Why is there still radiation left from the Big Bang now? 
Possible Duplicate:
Why can we see the cosmic microwave background (CMB)? 

We all have seen evidence of radiation left from the Big Bang, but how is it still detectable? Why didn't it disperse early on?
 A: Disperse into what? All of space was completely filled with hot matter and radiation. Space has expanded enough that the incredibly high temperatures that once were the equilibrium could cool down to the current temperature of the Cosmic Microwave Background, 2.725 Kelvin. That is very cold, but certainly not absolute zero! Moreover, it is certainly detectable. 
A: The CMB is not itself from the Big Bang but rather the residual glow from the early intense radiation stage of the universe after the Big Bang.
The radiation has been and still is dispersing in every direction as the universe expands. Eventually in the distant future as the universe gets old and dark it will have dispersed and red shifted so far as to be undetectable by any would-be astronomers that might still be around.
A: The thing is that it ought to still be detectable.
According to the Big Bang theory, one of it's predictions is that the universe should still be laced with these remnants, this cosmic background radiation - should it not be, it would be troubling for the theory - so the agreeable factors aid us in asserting our understanding (well, disagreement would improve our knowledge, too, but might end up leaving us more perplexed to start with) of our universe, how it came about and how it continues to evolve.
If you imagine the primeval fireball exploding, the fallout of shortwave radiation being emitted with an immensely high temperature (of up to trillions of degrees), like cosmic bombs in each and every direction within the expanding space, but with no place to escape, then our understanding of nature dictates it would continue to populate the available space, cooling down and populating the universe in a uniform manner; in our current time we expect the radiation to be in the form of microwave radiation with a much cooler temperature (a few degrees above absolute zero, and characteristic of radiation by a black body) as it impacts on the Earth, and it does.
Eventually it will become undetectable, but that's a long time coming insofar as humanity is concerned.

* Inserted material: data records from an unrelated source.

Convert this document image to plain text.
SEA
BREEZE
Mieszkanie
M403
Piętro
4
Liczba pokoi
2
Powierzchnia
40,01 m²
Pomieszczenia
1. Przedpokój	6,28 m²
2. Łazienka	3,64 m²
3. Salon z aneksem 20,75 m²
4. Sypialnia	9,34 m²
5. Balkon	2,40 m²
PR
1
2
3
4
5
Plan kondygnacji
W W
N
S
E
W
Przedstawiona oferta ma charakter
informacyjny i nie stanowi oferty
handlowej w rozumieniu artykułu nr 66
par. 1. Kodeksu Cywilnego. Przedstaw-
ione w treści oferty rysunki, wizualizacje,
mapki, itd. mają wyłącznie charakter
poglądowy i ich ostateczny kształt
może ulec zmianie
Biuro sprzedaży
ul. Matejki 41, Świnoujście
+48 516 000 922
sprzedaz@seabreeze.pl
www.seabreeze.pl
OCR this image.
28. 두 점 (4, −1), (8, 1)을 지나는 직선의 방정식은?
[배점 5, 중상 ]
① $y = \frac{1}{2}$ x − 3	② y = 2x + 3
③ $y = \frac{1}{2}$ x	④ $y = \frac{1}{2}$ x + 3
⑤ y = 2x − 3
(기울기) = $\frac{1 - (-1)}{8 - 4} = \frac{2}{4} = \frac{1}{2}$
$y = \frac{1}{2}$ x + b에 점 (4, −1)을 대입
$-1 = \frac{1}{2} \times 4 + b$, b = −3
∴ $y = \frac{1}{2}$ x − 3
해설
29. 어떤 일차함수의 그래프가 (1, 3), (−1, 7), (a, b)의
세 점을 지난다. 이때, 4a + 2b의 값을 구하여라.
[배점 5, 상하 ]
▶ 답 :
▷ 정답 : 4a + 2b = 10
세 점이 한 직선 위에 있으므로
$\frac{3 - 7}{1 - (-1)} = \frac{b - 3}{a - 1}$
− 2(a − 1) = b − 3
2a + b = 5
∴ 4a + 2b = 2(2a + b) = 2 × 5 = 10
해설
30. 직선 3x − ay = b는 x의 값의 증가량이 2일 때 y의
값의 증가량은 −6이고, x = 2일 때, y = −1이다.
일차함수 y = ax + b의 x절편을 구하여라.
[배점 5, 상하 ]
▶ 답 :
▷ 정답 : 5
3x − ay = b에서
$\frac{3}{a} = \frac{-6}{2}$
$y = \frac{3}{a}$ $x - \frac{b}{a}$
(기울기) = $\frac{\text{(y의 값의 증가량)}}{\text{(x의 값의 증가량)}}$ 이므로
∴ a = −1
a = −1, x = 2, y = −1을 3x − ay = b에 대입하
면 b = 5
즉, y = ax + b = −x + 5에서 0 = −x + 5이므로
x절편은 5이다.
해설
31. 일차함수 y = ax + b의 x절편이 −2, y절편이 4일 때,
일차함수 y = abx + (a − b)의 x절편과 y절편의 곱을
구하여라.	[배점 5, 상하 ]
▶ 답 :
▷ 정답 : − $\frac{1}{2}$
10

A: Well, it's been dispersing ever since the Universe became transparent to most radiation 380000 years after the Big Bang, 13.8 billion years ago. It disperses as the Universe expands. Right now, we see the background as very cold, just 2.7K (degrees Kelvin) above absolute zero. Eight billion years ago, long before the Sun was formed, it was twice as strong, around 5.4K. Further back in time, it was even stronger and back when our Milky Way galaxy formed, it was over 20K, in the infrared, and would have impeded star formation.